Antes de retornar à Colmeia, Mônica havia sido detida duas vezes por furto: em janeiro deste ano e em 2015. Dependente química, começou fumando maconha. Depois, avançou para a cocaína, até chegar ao crack. O refúgio na droga é atribuído ao “desgosto da vida” e ao companheiro. Enquanto compartilha o que viveu, ela enxuga os olhos com a fralda de pano da bebê. Diz fazer planos para o futuro. Depois de cumprir o tempo de pena, quer trabalhar, terminar os estudos e cuidar dos filhos por conta própria. “O crime não compensa. Nunca mais volto aqui. Quero um futuro bom para as minhas filhas, diferente de tudo o que fiz”, desabafa.


Decisão divina


Sandra*, 36, ainda não decidiu como se chamará a criança que carrega há quatro meses no ventre. Ela não sabe o sexo do bebê e não tem preferência por nenhum nome em específico. A descoberta da quarta gravidez aconteceu um dia antes de ser presa pela segunda vez por tráfico de drogas. Foi denunciada e detida por comercializar 6g de crack. “Meus filhos falaram para eu não cometer esse erro de novo, mas foi um momento de fraqueza”, relata Sandra. Ela diz ter informações de que o fornecedor da droga continua em liberdade.

Antes de ser presa, no fim de setembro, a interna trabalhava como copeira. Hoje, em prisão provisória, não tem ideia de quanto tempo passará na carceragem. Na primeira vez, em 2010, permaneceu na Colmeia por 7 anos. À época, a então moradora do Núcleo Bandeirante foi presa em flagrante com 10kg de merla. Estava separada do ex-companheiro e cuidava dos três filhos. Desempregada, viu naquela oportunidade (do tráfico) a única chance de conseguir sustentar a família. “O pai não dividia nada, não ajudava em casa, e eu estava sem emprego”, explica.

A detenta não teve uma infância fácil. Fugiu de casa aos 7 anos com um dos seis irmãos, depois de viver problemas com o padrasto e com a mãe, que disse preferir o marido aos filhos. Sandra deixou Tocantins e veio para o DF. Morou na Rodoviária do Plano Piloto por um tempo e, depois, mudou-se para a casa de um “pessoal bacana”, como ela própria descreve, que conheceu no terminal. Católica de família evangélica, ela acredita que o retorno para a penitenciária envolveu uma decisão divina. “Essa prisão foi para evitar que eu abortasse, pois era isso que eu ia fazer”, revela, com olhar compenetrado e demonstrando certo alívio.

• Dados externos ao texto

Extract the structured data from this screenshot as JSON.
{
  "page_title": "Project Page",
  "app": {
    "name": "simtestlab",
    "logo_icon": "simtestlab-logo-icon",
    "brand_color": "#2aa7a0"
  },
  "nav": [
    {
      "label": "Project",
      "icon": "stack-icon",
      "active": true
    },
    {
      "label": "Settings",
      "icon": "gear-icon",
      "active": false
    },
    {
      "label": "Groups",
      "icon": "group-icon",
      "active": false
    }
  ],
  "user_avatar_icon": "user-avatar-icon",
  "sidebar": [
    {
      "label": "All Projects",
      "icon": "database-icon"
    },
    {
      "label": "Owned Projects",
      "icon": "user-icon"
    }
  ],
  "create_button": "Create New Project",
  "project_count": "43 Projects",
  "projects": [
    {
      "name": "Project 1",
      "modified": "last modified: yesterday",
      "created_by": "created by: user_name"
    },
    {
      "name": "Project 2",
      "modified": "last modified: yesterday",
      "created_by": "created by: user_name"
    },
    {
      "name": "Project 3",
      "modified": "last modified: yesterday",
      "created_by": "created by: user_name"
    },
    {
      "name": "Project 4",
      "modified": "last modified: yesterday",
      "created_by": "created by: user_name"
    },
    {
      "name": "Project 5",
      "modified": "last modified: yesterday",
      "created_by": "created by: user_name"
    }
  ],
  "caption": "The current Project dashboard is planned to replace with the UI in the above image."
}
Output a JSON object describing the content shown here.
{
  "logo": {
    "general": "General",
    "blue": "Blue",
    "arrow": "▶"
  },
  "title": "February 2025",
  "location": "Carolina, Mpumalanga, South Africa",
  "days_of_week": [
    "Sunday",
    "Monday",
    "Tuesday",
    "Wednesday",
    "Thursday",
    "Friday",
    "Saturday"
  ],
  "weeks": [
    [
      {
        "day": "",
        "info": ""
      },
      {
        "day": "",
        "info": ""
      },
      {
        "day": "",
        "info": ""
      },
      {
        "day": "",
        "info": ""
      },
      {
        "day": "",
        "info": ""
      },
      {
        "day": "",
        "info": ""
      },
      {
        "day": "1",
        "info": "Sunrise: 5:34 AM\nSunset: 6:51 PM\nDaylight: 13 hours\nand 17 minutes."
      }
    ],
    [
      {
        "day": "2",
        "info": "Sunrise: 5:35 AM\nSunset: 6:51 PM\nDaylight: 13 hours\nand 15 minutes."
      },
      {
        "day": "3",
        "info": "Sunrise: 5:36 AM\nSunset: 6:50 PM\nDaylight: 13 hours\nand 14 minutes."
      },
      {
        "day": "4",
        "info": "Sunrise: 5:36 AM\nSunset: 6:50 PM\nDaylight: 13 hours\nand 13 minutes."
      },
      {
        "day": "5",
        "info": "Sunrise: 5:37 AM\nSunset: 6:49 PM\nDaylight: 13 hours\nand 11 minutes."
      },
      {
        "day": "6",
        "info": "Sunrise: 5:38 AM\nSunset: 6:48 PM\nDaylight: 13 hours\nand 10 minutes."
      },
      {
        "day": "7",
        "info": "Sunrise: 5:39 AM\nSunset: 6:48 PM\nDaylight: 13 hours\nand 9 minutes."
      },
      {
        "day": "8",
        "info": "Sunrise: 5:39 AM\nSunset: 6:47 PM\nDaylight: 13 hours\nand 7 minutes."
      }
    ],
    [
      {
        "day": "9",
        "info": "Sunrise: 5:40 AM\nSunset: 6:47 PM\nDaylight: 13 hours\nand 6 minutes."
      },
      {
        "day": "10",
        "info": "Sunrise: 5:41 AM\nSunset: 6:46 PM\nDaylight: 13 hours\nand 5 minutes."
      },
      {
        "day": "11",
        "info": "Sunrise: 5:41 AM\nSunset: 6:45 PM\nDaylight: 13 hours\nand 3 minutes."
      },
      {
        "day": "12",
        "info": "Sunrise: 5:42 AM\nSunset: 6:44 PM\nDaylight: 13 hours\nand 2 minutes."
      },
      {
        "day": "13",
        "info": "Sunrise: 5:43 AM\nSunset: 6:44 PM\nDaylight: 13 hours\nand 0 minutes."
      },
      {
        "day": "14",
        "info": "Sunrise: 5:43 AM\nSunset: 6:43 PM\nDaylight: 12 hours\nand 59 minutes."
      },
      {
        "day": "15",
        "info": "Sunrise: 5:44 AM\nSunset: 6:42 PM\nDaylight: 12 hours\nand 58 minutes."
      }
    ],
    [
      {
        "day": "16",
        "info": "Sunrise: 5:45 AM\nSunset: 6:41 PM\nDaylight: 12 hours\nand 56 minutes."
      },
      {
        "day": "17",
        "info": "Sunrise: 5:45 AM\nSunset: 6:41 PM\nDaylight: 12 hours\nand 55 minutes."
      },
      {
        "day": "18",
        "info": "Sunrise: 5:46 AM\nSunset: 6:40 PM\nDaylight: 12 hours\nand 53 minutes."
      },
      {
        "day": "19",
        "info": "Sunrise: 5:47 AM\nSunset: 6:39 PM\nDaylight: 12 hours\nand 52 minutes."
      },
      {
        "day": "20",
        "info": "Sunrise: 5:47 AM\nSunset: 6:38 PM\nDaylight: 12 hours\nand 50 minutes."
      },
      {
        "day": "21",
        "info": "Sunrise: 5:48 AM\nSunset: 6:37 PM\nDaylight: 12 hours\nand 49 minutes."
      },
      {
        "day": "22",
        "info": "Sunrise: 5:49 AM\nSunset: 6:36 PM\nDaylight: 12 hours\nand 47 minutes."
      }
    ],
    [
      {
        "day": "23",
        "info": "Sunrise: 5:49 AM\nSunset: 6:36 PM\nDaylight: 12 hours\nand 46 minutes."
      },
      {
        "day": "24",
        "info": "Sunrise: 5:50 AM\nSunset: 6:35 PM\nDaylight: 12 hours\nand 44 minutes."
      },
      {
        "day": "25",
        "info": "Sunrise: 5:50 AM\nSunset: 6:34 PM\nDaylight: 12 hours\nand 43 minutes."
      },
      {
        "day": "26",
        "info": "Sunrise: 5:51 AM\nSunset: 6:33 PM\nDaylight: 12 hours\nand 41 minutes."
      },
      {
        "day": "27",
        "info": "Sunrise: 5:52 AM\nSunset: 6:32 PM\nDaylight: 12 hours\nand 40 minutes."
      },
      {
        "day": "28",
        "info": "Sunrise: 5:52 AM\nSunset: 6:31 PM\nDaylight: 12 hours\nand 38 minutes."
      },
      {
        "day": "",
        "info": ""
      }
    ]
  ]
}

Quando entrou na Colmeia pela primeira vez, há oito anos, Sandra não sabia ler ou escrever. Hoje, cursa o equivalente ao 2º ano do ensino médio. Enquanto isso, se prepara para dar à luz ao quarto filho no ano que vem, mas não há como ignorar as dificuldades da vida no cárcere. Será a primeira vez que ela terá um filho no complexo prisional. “O sistema é péssimo. Não há estrutura para grávidas. Falta tudo”, confessa, em voz baixa, na tentativa de impedir que uma das agentes penitenciárias perceba o desabafo.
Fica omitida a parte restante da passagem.